ColecoVision

On June 1, 1982, Coleco re-entered the fray with the announcement of its "third generation" video game system, ColecoVision. Touting "arcade quality", ColecoVision took aim at the seemingly unassailable Atari 2600. In August, Coleco introduces the ColecoVision for sale with twelve games, and a catalog showing ten more on the way (many of which were never released),. They sold over 550,000 systems by Christmas-time and the first one million ColecoVisions sold in record time. In 1983 it topped sales charts, beating out Atari and Mattel, with much of its success being contributed to its pack-in, Donkey Kong. The ColecoVision soon had more cartridges than any system except the Atari 2600, and with the 2600 converter still today has more playable games than any other system.

Coleco was the first home videogame maker to devote the majority of their product line to arcade conversions, using the superior graphics of the ColecoVision to produce nearly arcade-quality games, albeit often missing a screen or level. Unfortunately, the ColecoVision suffered the same fate as the rest in the great video game shake-out of 1984. Coleco's unsuccessful bug-ridden ADAM computer only complicated the problem. Coleco stopped production of the ColecoVision in 1984. Their last few titles were barely seen in stores. Soon after that, Telegames bought much of Coleco's stock and even produced a few titles of their own that didn't reach the shelves before the shake-out.

When Coleco left the industry they had sold more than 6 million ColecoVisions in just two years, even with the last year being troubled by the shake-out. Many in the industry believe if it wasn't for the videogame crash of '84, that Coleco could have gone through the 80's as the system of choice, especially with its proposed Super Game Module. It was clearly beating Atari and Mattel, but just didn't have the installed base to last out the crash. The design of the controllers is similar to that of Mattel's Intellivision — the controller is rectangular and consists of a numeric keypad and a set of side buttons. In place of the circular control disc below the keypad, the Coleco controller has a short, 1.5-inch joystick. The keypad is designed to accept a thin plastic overlay that maps the keys for a particular game. Each ColecoVision console shipped with two controllers.

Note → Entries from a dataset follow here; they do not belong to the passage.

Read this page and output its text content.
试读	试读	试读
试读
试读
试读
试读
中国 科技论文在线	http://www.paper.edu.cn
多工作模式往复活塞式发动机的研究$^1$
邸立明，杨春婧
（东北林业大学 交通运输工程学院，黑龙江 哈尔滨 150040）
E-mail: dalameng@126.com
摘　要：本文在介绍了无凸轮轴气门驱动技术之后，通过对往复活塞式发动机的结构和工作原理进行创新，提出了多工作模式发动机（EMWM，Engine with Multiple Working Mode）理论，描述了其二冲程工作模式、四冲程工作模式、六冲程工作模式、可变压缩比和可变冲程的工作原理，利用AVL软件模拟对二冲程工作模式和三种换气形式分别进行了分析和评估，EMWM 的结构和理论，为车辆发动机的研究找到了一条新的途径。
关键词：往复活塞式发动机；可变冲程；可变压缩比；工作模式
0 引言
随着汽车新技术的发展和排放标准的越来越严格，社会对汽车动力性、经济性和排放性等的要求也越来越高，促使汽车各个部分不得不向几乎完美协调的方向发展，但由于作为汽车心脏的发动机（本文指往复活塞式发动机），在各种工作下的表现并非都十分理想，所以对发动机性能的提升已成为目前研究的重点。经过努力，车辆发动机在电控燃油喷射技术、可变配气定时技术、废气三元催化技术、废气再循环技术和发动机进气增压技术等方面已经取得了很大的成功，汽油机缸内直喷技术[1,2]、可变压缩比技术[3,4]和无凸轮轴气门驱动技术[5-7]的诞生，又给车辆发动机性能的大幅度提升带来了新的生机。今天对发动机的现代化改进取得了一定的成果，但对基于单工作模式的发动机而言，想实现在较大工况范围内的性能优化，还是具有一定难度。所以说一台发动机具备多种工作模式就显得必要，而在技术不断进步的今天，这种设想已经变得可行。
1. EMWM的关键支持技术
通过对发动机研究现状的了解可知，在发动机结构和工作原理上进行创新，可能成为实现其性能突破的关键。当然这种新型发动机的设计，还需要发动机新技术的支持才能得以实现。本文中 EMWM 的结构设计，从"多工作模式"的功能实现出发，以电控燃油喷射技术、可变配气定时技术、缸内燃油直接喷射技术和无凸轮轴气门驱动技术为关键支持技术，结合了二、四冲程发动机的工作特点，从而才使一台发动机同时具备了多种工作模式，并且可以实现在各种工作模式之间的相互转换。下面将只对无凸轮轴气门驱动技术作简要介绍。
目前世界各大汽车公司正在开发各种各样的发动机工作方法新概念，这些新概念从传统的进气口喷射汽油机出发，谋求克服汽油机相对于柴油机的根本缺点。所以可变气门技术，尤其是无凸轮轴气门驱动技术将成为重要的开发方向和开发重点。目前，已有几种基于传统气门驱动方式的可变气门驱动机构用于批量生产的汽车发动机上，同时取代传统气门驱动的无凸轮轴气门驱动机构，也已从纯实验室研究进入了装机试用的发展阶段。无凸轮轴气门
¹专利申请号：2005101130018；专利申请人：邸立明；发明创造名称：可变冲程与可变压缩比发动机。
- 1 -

All first-party cartridges and most third-party software titles feature a twelve second pause before presenting the game select screen. This delay results from an intentional loop in the console's BIOS to enable on-screen display of the ColecoVision brand. Companies like Parker Brothers, Activision and Micro Fun bypassed this loop, which necessitated embedding portions of the BIOS outside the delay loop, further reducing storage available to actual game programming.